Importance of the Economic Calendar for a Forex Trader
If in the previous article we’ve covered technical analysis and its importance in Forex trading. But technical analysis only isn’t enough for a proper decision in the Forex market. Fundamental analysis matters too.
We’ll cover the aspects of fundamental vs. technical analysis in a dedicated article. For now, the aim is to emphasize the economic calendar’s role in the decision-making process of all currency traders.
Any information that doesn’t belong to technical analysis is fundamental. The economic calendar is full of data that impact a country’s economy. Hence, it impacts its currency and its valuation. For this reason, it matters for Forex traders that speculate on the changes in a currency’s valuation.
Understanding the Economic Calendar
The economic calendar is the first reference a Forex broker makes to a trader. Any Forex for beginners guide or course will explain the economic calendar during its early phases.
Depending on its structure, the economic calendar reveals the economic data on most important economies. Many variations of it exist, as not all data creates the same buzz or volatility on the Forex market.
For instance, inflation or the Consumer Price Index (CPI) is a measure of how to value goods and services change in an economy. Any central bank in the world considers inflation before changing the monetary policy.
But when trading the currency market, the CPI in Bulgaria, for instance, won’t have such an impact as the CPI in the United States. The explanation is that the two economies don’t have the same importance in the Forex dashboard, as their size and currencies’ role differ.
As such, the economic calendar shows data that matters for the retail trader. It shows economic data on the most relevant economies in the world, whose currencies fluctuate hardly on data release.
Such economies are the United States, United Kingdom, Canada, Eurozone, Australia, Japan, and so on. The data affect the USD, GBP, CAD, EUR, AUD, and JPY.
When combining the currencies two by two or pairing them, the resulting currency pairs make the most critical part of the Forex dashboard.

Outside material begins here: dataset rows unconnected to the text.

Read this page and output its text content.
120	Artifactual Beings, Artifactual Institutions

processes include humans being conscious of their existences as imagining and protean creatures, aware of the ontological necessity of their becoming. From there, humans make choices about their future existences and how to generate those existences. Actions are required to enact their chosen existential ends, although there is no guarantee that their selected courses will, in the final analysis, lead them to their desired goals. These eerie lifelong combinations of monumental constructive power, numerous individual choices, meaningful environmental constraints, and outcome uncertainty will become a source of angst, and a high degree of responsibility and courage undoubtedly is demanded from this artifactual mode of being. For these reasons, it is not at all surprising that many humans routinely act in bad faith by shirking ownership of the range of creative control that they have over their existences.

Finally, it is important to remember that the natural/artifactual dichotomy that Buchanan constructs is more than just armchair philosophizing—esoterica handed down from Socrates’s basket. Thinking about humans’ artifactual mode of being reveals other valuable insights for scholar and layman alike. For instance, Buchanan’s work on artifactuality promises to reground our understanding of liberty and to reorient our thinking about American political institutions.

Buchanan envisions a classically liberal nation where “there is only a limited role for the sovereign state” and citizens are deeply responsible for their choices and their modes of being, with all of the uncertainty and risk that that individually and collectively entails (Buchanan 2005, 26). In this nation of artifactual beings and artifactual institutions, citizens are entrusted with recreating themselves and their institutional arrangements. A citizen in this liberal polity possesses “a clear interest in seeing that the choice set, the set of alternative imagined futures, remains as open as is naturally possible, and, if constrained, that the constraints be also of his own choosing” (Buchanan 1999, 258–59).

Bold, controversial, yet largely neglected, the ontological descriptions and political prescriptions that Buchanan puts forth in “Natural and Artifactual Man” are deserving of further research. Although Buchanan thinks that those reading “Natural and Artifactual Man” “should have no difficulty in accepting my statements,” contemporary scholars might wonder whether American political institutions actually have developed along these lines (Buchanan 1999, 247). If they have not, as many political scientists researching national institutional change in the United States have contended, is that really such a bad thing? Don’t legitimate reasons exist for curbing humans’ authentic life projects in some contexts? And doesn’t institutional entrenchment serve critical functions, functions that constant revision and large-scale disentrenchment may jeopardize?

Hence, the economic calendar directly affects Forex trading and its outcome.
Any Forex education process, for instance, starts with the economic calendar. The data to be released is known in advance, both the timing and its estimate.
Depending on what the actual release shows, a currency appreciates or depreciates. For instance, jobs creation is beneficial to a currency. Therefore, when the jobs numbers come out (e.g., Unemployment Rate), it creates volatility on the currency pairs representing that economy.

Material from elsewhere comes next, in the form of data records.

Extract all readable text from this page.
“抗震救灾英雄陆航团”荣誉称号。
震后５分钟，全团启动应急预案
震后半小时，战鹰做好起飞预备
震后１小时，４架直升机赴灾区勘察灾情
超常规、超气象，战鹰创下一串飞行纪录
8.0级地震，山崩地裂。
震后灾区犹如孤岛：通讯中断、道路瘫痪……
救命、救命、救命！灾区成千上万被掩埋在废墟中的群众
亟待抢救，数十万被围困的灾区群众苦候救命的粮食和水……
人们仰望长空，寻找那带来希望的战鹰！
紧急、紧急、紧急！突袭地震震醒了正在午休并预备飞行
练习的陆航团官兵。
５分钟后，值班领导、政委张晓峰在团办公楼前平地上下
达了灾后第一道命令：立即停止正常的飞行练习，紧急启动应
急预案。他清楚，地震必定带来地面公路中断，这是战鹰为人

The economic calendar brings both discipline and economic insight to trading. It is part of the Forex analytics process that defines fundamental analysis strategies.
Because of the economic calendar, traders know in advance the crucial data ahead. It makes it easier to calibrate the portfolio and better mitigate risk.

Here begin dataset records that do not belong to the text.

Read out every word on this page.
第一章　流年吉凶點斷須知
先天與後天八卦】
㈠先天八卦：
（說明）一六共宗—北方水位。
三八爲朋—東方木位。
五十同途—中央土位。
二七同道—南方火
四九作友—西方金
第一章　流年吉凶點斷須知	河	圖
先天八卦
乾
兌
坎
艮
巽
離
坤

MT4 and MT5 trading platforms have the most important economic news part of the economic calendar integrated into their news flow. Moreover, Forex glossary terms part of the economic calendar are explained so that everyone understands how to use the information.
In the end, the economic calendar paves the road to understanding market behaviour. Behind any market move, there’s a reason, and the economic calendar helps to explain a market move. Moreover, it gives traders a fundamental reason to buy or sell a currency pair.